The retraction policy feeBay used to have would not allow anyone to retract a bid with less than 12 hours left in a listing. Now, you can retract a bid even in the last minute of an auction. feeBay cites two specific reasons for retractions - the first is if the seller revises the listing, and understandably, a revision of terms, description, photos, and a change not described in the first iteration could be a deal-breaker. The second is if the person enters the wrong amount, however the kind of mistake they are specifically referring to is an error where you bid $300 instead of $30.

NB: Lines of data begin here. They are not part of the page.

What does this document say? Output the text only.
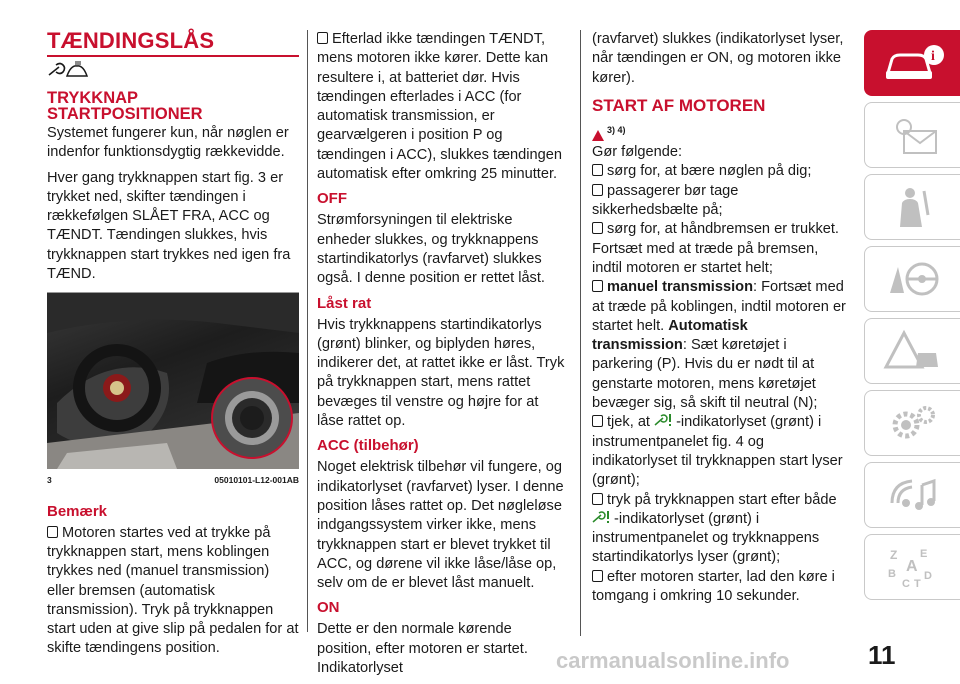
TÆNDINGSLÅS
TRYKKNAP STARTPOSITIONER

Systemet fungerer kun, når nøglen er indenfor funktionsdygtig rækkevidde.

Hver gang trykknappen start fig. 3 er trykket ned, skifter tændingen i rækkefølgen SLÅET FRA, ACC og TÆNDT. Tændingen slukkes, hvis trykknappen start trykkes ned igen fra TÆND.

3	05010101-L12-001AB
Bemærk

Motoren startes ved at trykke på trykknappen start, mens koblingen trykkes ned (manuel transmission) eller bremsen (automatisk transmission). Tryk på trykknappen start uden at give slip på pedalen for at skifte tændingens position.

Efterlad ikke tændingen TÆNDT, mens motoren ikke kører. Dette kan resultere i, at batteriet dør. Hvis tændingen efterlades i ACC (for automatisk transmission, er gearvælgeren i position P og tændingen i ACC), slukkes tændingen automatisk efter omkring 25 minutter.

OFF

Strømforsyningen til elektriske enheder slukkes, og trykknappens startindikatorlys (ravfarvet) slukkes også. I denne position er rettet låst.

Låst rat

Hvis trykknappens startindikatorlys (grønt) blinker, og biplyden høres, indikerer det, at rattet ikke er låst. Tryk på trykknappen start, mens rattet bevæges til venstre og højre for at låse rattet op.

ACC (tilbehør)

Noget elektrisk tilbehør vil fungere, og indikatorlyset (ravfarvet) lyser. I denne position låses rattet op. Det nøgleløse indgangssystem virker ikke, mens trykknappen start er blevet trykket til ACC, og dørene vil ikke låse/låse op, selv om de er blevet låst manuelt.

ON

Dette er den normale kørende position, efter motoren er startet. Indikatorlyset

(ravfarvet) slukkes (indikatorlyset lyser, når tændingen er ON, og motoren ikke kører).

START AF MOTOREN
$^{3) 4)}$

Gør følgende:

sørg for, at bære nøglen på dig;
passagerer bør tage sikkerhedsbælte på;
sørg for, at håndbremsen er trukket. Fortsæt med at træde på bremsen, indtil motoren er startet helt;
manuel transmission: Fortsæt med at træde på koblingen, indtil motoren er startet helt. Automatisk transmission: Sæt køretøjet i parkering (P). Hvis du er nødt til at genstarte motoren, mens køretøjet bevæger sig, så skift til neutral (N);
tjek, at -indikatorlyset (grønt) i instrumentpanelet fig. 4 og indikatorlyset til trykknappen start lyser (grønt);
tryk på trykknappen start efter både -indikatorlyset (grønt) i instrumentpanelet og trykknappens startindikatorlys lyser (grønt);
efter motoren starter, lad den køre i tomgang i omkring 10 sekunder.
i
Z E
A
B	D
C T
carmanualsonline.info	11
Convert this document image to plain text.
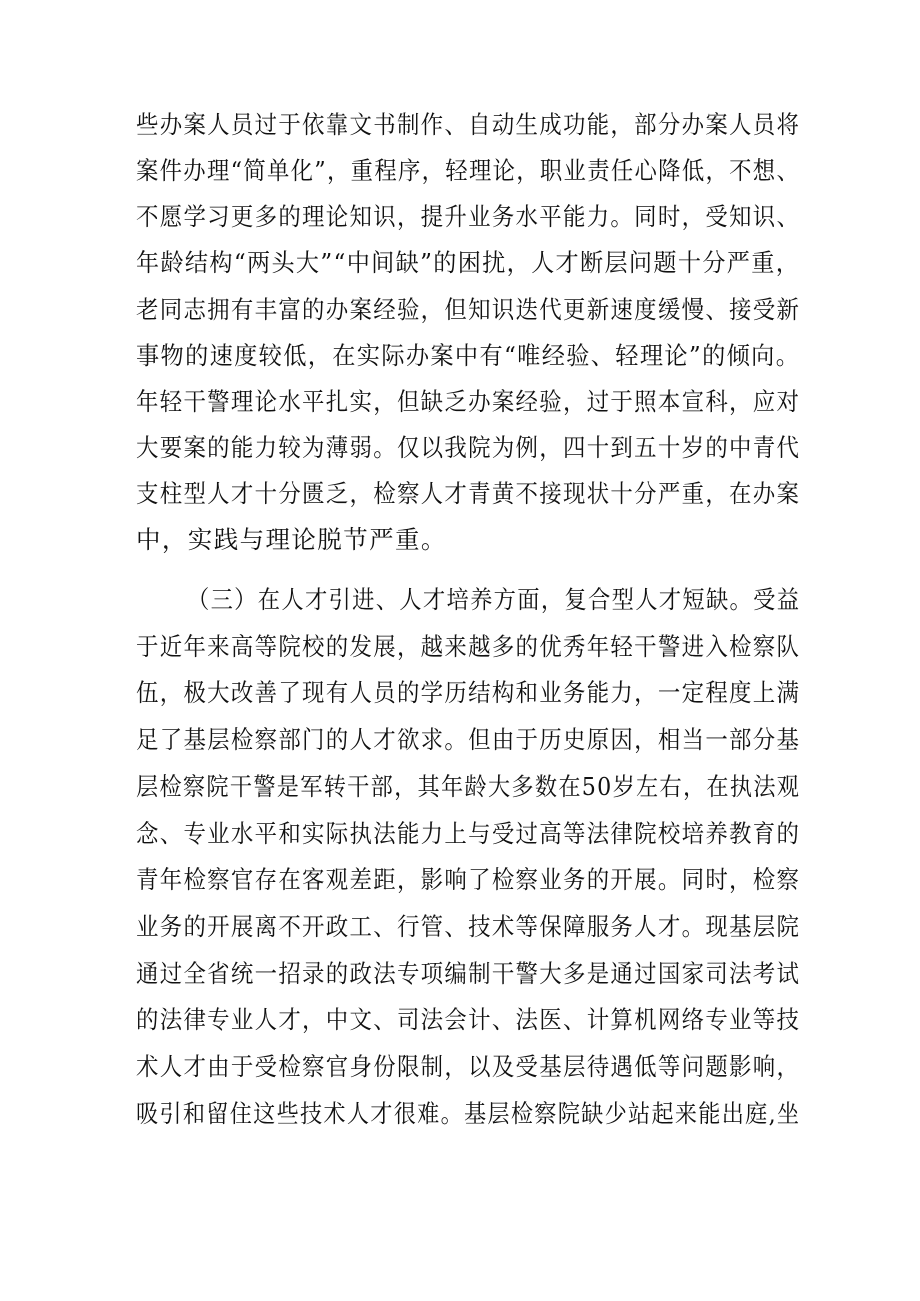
些办案人员过于依靠文书制作、自动生成功能，部分办案人员将
案件办理“简单化”，重程序，轻理论，职业责任心降低，不想、
不愿学习更多的理论知识，提升业务水平能力。同时，受知识、
年龄结构“两头大”“中间缺”的困扰，人才断层问题十分严重，
老同志拥有丰富的办案经验，但知识迭代更新速度缓慢、接受新
事物的速度较低，在实际办案中有“唯经验、轻理论”的倾向。
年轻干警理论水平扎实，但缺乏办案经验，过于照本宣科，应对
大要案的能力较为薄弱。仅以我院为例，四十到五十岁的中青代
支柱型人才十分匮乏，检察人才青黄不接现状十分严重，在办案
中，实践与理论脱节严重。
（三）在人才引进、人才培养方面，复合型人才短缺。受益
于近年来高等院校的发展，越来越多的优秀年轻干警进入检察队
伍，极大改善了现有人员的学历结构和业务能力，一定程度上满
足了基层检察部门的人才欲求。但由于历史原因，相当一部分基
层检察院干警是军转干部，其年龄大多数在50岁左右，在执法观
念、专业水平和实际执法能力上与受过高等法律院校培养教育的
青年检察官存在客观差距，影响了检察业务的开展。同时，检察
业务的开展离不开政工、行管、技术等保障服务人才。现基层院
通过全省统一招录的政法专项编制干警大多是通过国家司法考试
的法律专业人才，中文、司法会计、法医、计算机网络专业等技
术人才由于受检察官身份限制，以及受基层待遇低等问题影响，
吸引和留住这些技术人才很难。基层检察院缺少站起来能出庭,坐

Two of these things don't ring true to me.

Last week I tried to retract a bid when I found out that the seller's last 5 feedbacks were Negative, never shipped. There were only 10 hours left, so I was unable to retract, denied by eBay, under 12 hours left. Even if I wanted to retract it for the wrong amount bid, it would not have let me proceed, just roadblocked. So I guess the 12 hour rule is alive and well. Fortunately for me, an equally unobservent bidder outbid me, letting me off the hook.

And once there is a bid placed on an auction, the seller is unable to revise it (all consequential fields grayed out). I found that out when I wanted to make a bulk revision of handling time, not noticing that one of the listings in the group had a bid on it. Revision denied.

I'd like to know who has been able to get around these restrictions, because I know I can't.